Dear Editor,
The publication on “Augmented reality-guided pedicle screw fixation: an experimental study” is interesting [
1]. This study has substantial statistical limitations even though it demonstrated great accuracy of pedicle screw placement utilizing the augmented reality-assisted pedicle screw fixation (ARPSF) technique. Just five pig cadaveric spines and 50 screws were used in the investigation. Statistical analysis is unable to differentiate between-subject variability (intra-specimen vs. inter-specimen variability), even though this number of screws seems adequate. Additionally, only one highly skilled surgeon carried out the procedure, making it impossible to evaluate the impact of experience, skill, or surgeon variability.

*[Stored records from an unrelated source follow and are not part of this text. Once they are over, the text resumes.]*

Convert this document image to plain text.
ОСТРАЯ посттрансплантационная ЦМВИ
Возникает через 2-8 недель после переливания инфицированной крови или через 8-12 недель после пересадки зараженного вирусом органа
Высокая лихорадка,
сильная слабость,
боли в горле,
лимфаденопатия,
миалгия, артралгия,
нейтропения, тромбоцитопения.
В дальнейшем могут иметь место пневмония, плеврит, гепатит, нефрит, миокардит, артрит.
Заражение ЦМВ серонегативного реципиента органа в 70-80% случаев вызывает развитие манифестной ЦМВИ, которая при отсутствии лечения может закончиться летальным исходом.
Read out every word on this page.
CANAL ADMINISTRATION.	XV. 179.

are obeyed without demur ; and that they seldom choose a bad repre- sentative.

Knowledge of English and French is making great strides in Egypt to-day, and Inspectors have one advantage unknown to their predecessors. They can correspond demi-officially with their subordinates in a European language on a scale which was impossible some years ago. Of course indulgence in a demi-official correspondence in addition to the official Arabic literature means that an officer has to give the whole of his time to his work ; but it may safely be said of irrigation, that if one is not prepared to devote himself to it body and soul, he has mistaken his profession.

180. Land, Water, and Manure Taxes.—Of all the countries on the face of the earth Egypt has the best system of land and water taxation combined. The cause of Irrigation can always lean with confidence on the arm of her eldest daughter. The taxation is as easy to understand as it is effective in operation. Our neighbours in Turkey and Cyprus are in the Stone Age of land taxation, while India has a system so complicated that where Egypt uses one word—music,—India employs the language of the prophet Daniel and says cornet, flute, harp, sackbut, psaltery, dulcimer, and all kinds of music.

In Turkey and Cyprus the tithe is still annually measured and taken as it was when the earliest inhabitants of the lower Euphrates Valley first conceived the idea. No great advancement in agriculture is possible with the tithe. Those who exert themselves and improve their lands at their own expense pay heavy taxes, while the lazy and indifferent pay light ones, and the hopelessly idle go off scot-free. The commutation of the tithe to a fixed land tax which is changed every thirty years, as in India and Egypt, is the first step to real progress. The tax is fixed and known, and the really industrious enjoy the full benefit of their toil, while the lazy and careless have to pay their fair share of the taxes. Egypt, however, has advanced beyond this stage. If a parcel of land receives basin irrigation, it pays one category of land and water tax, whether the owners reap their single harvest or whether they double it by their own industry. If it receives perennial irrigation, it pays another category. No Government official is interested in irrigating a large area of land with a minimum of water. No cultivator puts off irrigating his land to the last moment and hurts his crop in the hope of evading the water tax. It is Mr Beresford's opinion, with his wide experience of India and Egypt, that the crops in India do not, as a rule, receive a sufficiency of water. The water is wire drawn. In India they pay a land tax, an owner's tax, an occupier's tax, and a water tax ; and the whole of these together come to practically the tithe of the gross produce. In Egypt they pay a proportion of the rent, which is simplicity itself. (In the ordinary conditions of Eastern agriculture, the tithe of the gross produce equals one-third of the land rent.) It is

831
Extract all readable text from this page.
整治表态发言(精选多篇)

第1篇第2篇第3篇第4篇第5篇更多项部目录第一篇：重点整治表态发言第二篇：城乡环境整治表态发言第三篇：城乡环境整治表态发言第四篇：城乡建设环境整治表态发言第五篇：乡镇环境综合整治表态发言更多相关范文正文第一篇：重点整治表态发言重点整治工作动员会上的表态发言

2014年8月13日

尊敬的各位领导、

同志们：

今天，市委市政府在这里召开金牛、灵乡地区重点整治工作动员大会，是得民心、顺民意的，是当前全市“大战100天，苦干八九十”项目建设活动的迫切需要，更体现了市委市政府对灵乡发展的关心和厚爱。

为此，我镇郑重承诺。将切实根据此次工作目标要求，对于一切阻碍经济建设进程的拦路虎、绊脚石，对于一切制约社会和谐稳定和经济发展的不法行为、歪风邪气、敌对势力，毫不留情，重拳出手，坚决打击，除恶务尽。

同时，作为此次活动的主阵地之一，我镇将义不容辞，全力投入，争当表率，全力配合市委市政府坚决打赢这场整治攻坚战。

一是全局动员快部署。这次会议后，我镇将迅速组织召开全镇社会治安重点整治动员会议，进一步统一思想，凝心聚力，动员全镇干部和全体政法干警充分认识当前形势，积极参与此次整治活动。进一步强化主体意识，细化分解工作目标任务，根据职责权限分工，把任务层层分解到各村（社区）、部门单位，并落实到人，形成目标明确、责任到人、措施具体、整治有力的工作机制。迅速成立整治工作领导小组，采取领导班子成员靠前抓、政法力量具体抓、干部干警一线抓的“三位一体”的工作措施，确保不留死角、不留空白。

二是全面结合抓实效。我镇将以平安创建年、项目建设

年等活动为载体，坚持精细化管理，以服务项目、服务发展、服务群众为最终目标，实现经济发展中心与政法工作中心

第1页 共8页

The study results are at risk of being influenced by several confounding variables, such as differences in swine and human anatomy, which may limit the translation of the results to clinical practice. Furthermore, bleeding-free surgical conditions, patient movement, or complex pathology (e.g., osteoporosis, spinal deformity) were not included in the model. Furthermore, using point-pair matching with only 15 landmarks may introduce systematic bias that is not statistically analyzed, impacting the accuracy of image registration.

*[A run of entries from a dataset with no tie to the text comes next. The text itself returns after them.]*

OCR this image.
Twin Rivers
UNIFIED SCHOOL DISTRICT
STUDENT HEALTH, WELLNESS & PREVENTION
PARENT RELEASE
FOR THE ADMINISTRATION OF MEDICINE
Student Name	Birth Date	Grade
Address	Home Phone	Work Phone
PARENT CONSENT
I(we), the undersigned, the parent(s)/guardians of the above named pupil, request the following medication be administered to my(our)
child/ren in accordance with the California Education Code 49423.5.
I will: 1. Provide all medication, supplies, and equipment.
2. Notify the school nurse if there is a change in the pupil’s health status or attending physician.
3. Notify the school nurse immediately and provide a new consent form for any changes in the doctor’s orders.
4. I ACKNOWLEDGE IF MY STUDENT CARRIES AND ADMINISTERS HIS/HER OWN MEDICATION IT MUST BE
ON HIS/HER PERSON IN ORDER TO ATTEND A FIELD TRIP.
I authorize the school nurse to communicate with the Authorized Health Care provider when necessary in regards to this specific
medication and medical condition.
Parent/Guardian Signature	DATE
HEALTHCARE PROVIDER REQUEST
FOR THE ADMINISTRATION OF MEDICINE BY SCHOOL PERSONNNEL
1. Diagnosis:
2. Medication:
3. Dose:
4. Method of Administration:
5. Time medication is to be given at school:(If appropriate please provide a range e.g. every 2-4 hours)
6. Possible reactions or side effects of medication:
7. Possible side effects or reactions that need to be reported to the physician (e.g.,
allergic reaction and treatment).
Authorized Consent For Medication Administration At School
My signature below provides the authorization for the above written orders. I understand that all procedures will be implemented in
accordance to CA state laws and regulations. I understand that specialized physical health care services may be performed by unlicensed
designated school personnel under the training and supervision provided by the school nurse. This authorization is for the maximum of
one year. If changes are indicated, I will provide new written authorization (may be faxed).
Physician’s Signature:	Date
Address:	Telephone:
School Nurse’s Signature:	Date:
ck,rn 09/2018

Reanalysis of the results revealed that the average entrance point deviation of only 0.55 mm and the average deviation angle of 2.04° are highly effective. However, publishing only average data may mask the “outlier effect” of misplaced screws. Although only 6% of cases were classed as grade B breaches, in real-world scenarios, even minor breaches can be harmful if they occur in key places such as the cervical spine or near the spinal cord. As a result, interpretations should emphasize the “clinical safety margin” rather than relying merely on average accuracy numbers [
2,
3]. Furthermore, the average screw time of 2.2 minutes may seem short, but in a complex operating room, preparation time, image registration, and integration workflows must be taken into account, which may be significantly extended.
Based on this study, other research concerns might be posed, such as: (1) Will the ARPSF system maintain its accuracy when applied to real-world patients with deformities or osteoporosis? (2) Will there be a noticeable learning curve when used by surgeons with varying levels of experience? (3) How will accuracy change or decrease as the patient moves during surgery? (4) What extra information will be gained by comparing computed tomography-based or robotic-assisted fixation navigation systems? Furthermore, questions regarding cost-effectiveness and long-term clinical outcomes should also be addressed. Asking these questions will aid in the development of the ARPSF, both as a proof-of-concept and for future standardized use.